William Kristol on the links between Saddam and Al Queda

"But here's the truth. The executive summary of the report is extraordinarily misleading. The full report, released Thursday night, states, for example, on page 42: "Saddam supported groups that either associated directly with al Qaeda (such as the Egyptian Islamic Jihad, led at one time by bin Laden's deputy, Ayman al-Zawahiri) or that generally shared al Qaeda's stated goals and objectives." In fact, as Stephen F. Hayes reports in this issue, the study outlines a startling range of connections between Saddam and various organizations associated with al Qaeda and other terror groups."

No, Saddam was not behind 9/11. The Bush administration ever said that. Nor did Fox News. Its common for many on the Left to claim that Bush linked 9/11 to Saddam and then knock down the straw man arguement they created. Bush DID link Saddam to terrorism claiming he was a state sponsor of terrorism, which is supported by the evidence.

Frederick Kagan:
"However, the most surprising phenomenon of the war has been the transformation of the United States military into the most discriminate and effective counterinsurgency force the world has ever seen, skillfully blending the most advanced technology with human interactions between soldiers and the Iraqi people. Precision-guided weapons allowed our soldiers and marines to minimize collateral damage while using our advantages in firepower to the full."

"Once we pushed most of our combat forces into close interactions with the Iraqi people, the information they obtained ensured that the targets they hit were the right ones. Above all, the compassion and concern our soldiers have consistently shown to civilians and even to defeated and captured enemies have turned the tide of Iraqi opinion."

John Bolton concerning our North Korean policy.
"Since they were conceived in spring 2003, the Six-Party Talks have stumbled around inconclusively. And for the last 13 months, Pyongyang has ignored, stalled, renegotiated and violated the Feb. 13, 2007 agreement."

"Throughout all this "negotiation," which has mostly consisted of our government negotiating with itself, North Korea has benefited enormously. It's been spared the truly punishing sanctions that concerted international effort might have produced. In large part because of the appeasement policies of the two previous South Korean governments, Pyongyang has not felt the full impact of the Proliferation Security Initiative (PSI) on its outward proliferation efforts. The U.S. has muzzled its criticism of North Korea's atrocious oppression of its own citizens.
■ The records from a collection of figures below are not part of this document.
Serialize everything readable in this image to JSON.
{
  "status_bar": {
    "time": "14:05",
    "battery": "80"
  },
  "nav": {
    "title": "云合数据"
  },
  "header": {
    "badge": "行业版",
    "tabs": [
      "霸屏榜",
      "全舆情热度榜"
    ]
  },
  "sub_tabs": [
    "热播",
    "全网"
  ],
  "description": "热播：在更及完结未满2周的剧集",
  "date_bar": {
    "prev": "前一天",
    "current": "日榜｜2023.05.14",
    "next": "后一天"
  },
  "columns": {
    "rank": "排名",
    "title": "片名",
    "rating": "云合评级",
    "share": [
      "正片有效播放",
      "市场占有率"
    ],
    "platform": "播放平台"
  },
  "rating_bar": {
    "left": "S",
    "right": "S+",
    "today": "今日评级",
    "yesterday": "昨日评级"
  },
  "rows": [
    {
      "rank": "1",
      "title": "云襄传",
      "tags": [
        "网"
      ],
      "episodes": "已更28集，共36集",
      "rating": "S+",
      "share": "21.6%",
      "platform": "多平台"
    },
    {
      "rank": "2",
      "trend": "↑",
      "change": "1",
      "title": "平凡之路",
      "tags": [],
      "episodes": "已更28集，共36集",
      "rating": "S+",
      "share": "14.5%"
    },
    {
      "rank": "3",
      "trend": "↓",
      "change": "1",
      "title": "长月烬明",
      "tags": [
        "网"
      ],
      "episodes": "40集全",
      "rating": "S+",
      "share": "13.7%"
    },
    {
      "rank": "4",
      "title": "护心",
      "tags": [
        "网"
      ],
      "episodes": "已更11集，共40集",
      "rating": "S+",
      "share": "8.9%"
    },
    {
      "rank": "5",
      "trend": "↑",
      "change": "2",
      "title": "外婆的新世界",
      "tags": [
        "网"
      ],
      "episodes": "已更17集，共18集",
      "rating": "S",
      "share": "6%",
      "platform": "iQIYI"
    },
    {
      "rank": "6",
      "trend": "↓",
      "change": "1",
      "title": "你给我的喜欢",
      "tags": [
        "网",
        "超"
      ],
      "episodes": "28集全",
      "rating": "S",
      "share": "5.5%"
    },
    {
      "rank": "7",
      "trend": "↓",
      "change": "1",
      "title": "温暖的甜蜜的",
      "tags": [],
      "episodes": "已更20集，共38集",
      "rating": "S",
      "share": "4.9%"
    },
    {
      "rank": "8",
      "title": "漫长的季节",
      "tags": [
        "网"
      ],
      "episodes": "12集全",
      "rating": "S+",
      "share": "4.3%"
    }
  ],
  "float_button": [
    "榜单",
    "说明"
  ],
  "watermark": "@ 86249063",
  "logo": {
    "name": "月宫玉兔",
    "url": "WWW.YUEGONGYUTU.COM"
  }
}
And, perhaps most humiliatingly of all, the U.S., in a vain effort at chasing the mirage, gave up its most effective pressure point -- the financial squeeze -- allowing Pyongyang renewed access to international markets through institutions like Banco Delta Asia."

Emphasis mine. The North Koreans are adept at exploiting a major weakness in the US policymaking process. Now I can go into the causes behind the American propensity to negotiate endlessly and fruitlessly, but it can be summed up simply: Americans talk too much.